To be honest, Bing’s API doesn’t hold a candle to Google Custom Search. You can’t sort by date, specify a list of urls to search (Google’s ‘annotations’), or even reliably search within the url at all. (Bing does have a semi-hidden option, instreamset:(url):{text}, which is similar to Google’s inurl:{text}, but we’ve found it to be unreliable.)
That said, through some clever manipulation of query strings and a mess of hard-coded special cases, we’ve managed to come up with a Bing-powered craigslist search that’s quite functional. If you’re frustrated by not being able to search craigslist through Google like before, give it a try!
Hi Nathan, my name is Matt Cutts and I’m an engineer in the search quality group at Google. Thanks for asking about this; it helped the indexing team uncover an issue in how we’re indexing Craigslist, and we’re in the process of fixing it right now.
To understand what happened, you need to know about the “Expires” HTTP header and Google’s “unavailable_after” extension to the Robots Exclusion Protocol. As you can see at http://googleblog.blogspot.com/2007/07/robots-exclusion-protocol-now-with-even.html , Google’s “unavailable_after” lets a website say “after date X, remove this page from Google’s main web search results.” In contrast, the “Expires” HTTP header relates to caching, and gives the date when a page is considered stale.
A few years ago, users were complaining that Google was returning pages from Craigslist that were defunct or where the offer had expired a long time ago. And at the time, Craigslist was using the “Expires” HTTP header as if it were “unavailable_after”–that is, the Expires header was describing when the listing on Craigslist was obsolete and shouldn’t be shown to users. We ended up writing an algorithm for sites that appeared to be using the Expires header (instead of “unavailable_after”) to try to list when content was defunct and shouldn’t be shown anymore.

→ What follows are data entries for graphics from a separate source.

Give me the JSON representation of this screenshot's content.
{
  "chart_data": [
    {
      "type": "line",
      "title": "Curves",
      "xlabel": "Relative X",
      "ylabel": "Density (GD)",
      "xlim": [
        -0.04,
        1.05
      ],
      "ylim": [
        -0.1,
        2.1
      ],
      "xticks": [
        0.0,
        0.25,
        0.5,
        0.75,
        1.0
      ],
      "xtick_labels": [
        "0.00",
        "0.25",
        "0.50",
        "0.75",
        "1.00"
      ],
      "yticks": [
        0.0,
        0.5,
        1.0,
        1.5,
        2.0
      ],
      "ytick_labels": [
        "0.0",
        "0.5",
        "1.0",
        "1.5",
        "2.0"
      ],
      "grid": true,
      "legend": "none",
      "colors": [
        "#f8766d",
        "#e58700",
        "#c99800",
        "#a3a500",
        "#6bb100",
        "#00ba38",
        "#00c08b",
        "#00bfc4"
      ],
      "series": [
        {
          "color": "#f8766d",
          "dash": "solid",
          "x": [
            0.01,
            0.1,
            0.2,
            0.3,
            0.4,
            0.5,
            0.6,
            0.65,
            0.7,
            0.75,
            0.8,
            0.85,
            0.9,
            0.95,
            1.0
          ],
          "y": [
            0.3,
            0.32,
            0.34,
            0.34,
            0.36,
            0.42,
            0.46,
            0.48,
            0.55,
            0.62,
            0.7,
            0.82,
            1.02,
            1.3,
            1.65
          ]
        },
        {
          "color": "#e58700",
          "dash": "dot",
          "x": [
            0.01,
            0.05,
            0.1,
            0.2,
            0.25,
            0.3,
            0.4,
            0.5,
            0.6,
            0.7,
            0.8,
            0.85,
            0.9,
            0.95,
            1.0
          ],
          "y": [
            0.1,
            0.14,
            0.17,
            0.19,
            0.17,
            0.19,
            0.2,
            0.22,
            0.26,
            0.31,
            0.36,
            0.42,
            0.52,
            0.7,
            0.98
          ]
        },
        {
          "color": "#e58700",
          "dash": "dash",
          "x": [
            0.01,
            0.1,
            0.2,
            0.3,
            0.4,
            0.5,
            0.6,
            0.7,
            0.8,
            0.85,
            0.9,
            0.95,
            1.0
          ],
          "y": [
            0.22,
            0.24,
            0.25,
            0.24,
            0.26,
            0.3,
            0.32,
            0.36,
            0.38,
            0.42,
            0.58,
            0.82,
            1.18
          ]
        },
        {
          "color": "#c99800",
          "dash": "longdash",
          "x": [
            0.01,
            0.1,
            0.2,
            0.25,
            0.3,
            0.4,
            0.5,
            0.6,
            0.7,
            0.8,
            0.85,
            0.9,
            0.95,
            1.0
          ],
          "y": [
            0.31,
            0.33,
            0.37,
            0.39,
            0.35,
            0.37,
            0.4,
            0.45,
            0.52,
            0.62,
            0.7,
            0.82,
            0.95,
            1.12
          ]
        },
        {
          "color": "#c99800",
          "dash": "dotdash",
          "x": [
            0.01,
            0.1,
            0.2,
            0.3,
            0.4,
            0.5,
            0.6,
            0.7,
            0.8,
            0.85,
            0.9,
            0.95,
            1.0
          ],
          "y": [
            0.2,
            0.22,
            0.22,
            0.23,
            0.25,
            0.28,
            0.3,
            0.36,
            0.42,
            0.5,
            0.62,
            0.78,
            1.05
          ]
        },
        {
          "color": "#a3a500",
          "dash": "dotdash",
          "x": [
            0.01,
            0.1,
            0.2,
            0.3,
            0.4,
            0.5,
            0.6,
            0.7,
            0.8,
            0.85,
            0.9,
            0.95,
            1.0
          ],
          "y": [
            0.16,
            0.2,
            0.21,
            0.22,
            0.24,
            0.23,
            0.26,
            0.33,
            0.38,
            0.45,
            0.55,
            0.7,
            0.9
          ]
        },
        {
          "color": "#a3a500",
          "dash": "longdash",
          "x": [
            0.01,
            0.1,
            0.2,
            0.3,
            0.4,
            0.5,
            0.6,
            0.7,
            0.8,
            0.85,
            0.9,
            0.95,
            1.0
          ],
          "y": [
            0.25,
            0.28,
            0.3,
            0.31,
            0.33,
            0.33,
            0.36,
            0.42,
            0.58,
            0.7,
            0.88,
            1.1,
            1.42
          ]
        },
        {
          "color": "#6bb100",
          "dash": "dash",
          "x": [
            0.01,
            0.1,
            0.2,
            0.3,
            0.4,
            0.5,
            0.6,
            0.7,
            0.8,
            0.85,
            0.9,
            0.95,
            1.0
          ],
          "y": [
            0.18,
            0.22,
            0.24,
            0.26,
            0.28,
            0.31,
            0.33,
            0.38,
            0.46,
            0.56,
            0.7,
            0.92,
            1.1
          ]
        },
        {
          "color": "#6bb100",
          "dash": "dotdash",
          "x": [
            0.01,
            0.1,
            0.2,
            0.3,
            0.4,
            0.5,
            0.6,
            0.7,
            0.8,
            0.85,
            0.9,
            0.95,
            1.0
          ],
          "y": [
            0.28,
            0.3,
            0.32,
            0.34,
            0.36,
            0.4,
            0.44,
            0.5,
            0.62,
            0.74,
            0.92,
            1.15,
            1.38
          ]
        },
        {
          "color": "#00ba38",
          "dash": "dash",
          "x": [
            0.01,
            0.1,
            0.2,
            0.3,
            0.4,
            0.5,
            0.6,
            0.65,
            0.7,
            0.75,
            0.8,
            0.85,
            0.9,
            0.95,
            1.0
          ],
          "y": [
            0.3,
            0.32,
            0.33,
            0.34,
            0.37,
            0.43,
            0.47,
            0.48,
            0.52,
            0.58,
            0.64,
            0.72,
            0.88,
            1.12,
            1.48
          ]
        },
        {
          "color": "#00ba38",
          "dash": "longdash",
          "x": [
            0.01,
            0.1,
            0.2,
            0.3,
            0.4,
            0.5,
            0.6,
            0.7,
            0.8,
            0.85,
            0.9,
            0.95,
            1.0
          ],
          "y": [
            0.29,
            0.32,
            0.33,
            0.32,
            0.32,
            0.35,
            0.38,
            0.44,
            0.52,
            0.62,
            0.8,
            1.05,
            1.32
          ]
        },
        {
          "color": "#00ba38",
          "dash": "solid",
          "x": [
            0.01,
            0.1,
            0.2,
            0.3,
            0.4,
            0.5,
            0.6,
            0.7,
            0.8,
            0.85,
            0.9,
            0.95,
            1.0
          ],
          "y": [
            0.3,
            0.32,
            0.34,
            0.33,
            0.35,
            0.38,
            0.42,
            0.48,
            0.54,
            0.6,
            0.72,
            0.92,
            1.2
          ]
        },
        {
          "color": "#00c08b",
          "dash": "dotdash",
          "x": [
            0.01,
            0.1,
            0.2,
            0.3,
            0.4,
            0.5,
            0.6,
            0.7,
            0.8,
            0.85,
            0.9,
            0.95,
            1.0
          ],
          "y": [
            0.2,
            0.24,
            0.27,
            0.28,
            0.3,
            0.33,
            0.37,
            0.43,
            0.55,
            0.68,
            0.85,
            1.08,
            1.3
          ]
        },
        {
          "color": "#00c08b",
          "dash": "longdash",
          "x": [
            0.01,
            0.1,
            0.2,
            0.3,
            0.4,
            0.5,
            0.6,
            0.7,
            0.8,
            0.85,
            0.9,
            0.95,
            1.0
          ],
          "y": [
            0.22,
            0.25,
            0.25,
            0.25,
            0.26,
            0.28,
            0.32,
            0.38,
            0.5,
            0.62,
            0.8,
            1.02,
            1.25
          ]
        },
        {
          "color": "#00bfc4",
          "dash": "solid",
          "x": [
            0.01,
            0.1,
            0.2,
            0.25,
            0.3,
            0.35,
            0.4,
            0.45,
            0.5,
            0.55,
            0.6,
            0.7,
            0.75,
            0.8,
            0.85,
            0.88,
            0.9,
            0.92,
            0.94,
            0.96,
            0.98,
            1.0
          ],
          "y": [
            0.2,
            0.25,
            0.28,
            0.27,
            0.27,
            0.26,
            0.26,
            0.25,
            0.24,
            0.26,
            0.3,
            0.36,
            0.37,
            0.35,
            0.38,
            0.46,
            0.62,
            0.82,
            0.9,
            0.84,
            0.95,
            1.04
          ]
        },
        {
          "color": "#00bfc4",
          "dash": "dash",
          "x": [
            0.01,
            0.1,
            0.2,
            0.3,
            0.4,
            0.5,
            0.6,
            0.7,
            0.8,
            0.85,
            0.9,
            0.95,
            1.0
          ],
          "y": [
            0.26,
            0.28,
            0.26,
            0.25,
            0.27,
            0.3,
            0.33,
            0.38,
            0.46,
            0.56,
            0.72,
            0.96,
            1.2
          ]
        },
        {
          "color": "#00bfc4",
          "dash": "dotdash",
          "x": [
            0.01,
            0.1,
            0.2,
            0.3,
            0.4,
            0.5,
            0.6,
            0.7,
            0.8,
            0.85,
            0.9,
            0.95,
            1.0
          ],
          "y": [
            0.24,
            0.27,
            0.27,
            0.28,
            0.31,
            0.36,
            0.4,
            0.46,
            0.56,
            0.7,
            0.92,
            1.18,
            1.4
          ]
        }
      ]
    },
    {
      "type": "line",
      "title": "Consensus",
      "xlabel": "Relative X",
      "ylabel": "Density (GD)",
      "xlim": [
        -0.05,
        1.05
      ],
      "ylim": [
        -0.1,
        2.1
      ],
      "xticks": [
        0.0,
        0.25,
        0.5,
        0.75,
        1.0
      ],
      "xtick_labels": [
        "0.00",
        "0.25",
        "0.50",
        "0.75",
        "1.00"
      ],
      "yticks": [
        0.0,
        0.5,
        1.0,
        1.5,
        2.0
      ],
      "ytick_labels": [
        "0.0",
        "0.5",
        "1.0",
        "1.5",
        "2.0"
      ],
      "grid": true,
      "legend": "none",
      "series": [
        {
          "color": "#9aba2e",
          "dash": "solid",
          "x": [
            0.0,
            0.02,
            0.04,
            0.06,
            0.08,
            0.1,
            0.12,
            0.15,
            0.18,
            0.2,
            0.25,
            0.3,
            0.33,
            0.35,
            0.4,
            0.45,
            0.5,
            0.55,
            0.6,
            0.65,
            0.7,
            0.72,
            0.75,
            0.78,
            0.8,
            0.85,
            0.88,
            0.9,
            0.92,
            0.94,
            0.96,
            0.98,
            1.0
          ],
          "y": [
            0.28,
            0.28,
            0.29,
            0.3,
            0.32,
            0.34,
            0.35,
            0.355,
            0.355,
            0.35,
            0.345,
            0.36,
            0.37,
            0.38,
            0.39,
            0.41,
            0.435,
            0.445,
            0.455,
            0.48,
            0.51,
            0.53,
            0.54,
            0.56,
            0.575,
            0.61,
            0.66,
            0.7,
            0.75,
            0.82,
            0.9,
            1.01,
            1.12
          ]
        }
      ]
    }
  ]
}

You might be able to see where this is going. Not too long ago, Craigslist changed how they generated the “Expires” HTTP header. It looks like they moved to the traditional interpretation of Expires for caching, and our indexing system didn’t notice. We’re in the process of fixing this, and I expect it to be fixed pretty quickly. The indexing team has already corrected this, so now it’s just a matter of re-crawling Craigslist over the next few days.
So we were trying to go the extra mile to help users not see defunct pages, but that caused an issue when Craigslist changed how they used the “Expires” HTTP header. It sounded like you preferred Google’s Custom Search API over Bing’s so it should be safe to switch back to Google if you want. Thanks again for pointing this out.
So, will you, TEMPEST NATHAN, please switch back to Google now! PLEASE!
As soon as the problem is truly fixed, yep! Matt’s post is very encouraging, but take a look – Google still does not have any new craigslist posts as of 2:15pm March 15: https://www.google.com/search?num=20&safe=off&tbs=qdr:m,sbd:1&q=table+site:craigslist.org+-intitle:classifieds
I’ve replied to your email to get a better idea of the problems you’re having with the current Bing setup.
Sorry, I was out yesterday doing a long run near Sacramento, but the indexing team mentioned that this should be fixed now. In general, it might take 2-3 days for things to get back to a more normal state, but this is on our radar now. Thanks again for pointing it out.
No problem, thanks again for your responses! I’ll let you know if things don’t appear to be back to normal in a few days.
Nathan & Matt,
As I posted in the Google Search Forum, here is a more specific query that demonstrates that the indexing is still not correct. This is from the New York Craigslist site, which is the second busiest Craigslist site. I should be seeing, at minimum, 100’s if not 1000’s of ads here:
https://www.google.com/search?num=20&safe=off&tbs=qdr:d,sbd:1&q=car+inurl:cto+site:newyork.craigslist.org+-intitle:classifieds
Yet, I only see 1 ad at this particular time (11:10pm EST)
Please get this resolved soon. This is unbearable. Thank You.
Matt, I am an investigator and I specialize in stolen vehicles and the craigslist postings are vital to a majority of my investigations. Can you confirm if the indexing issue has been resolved?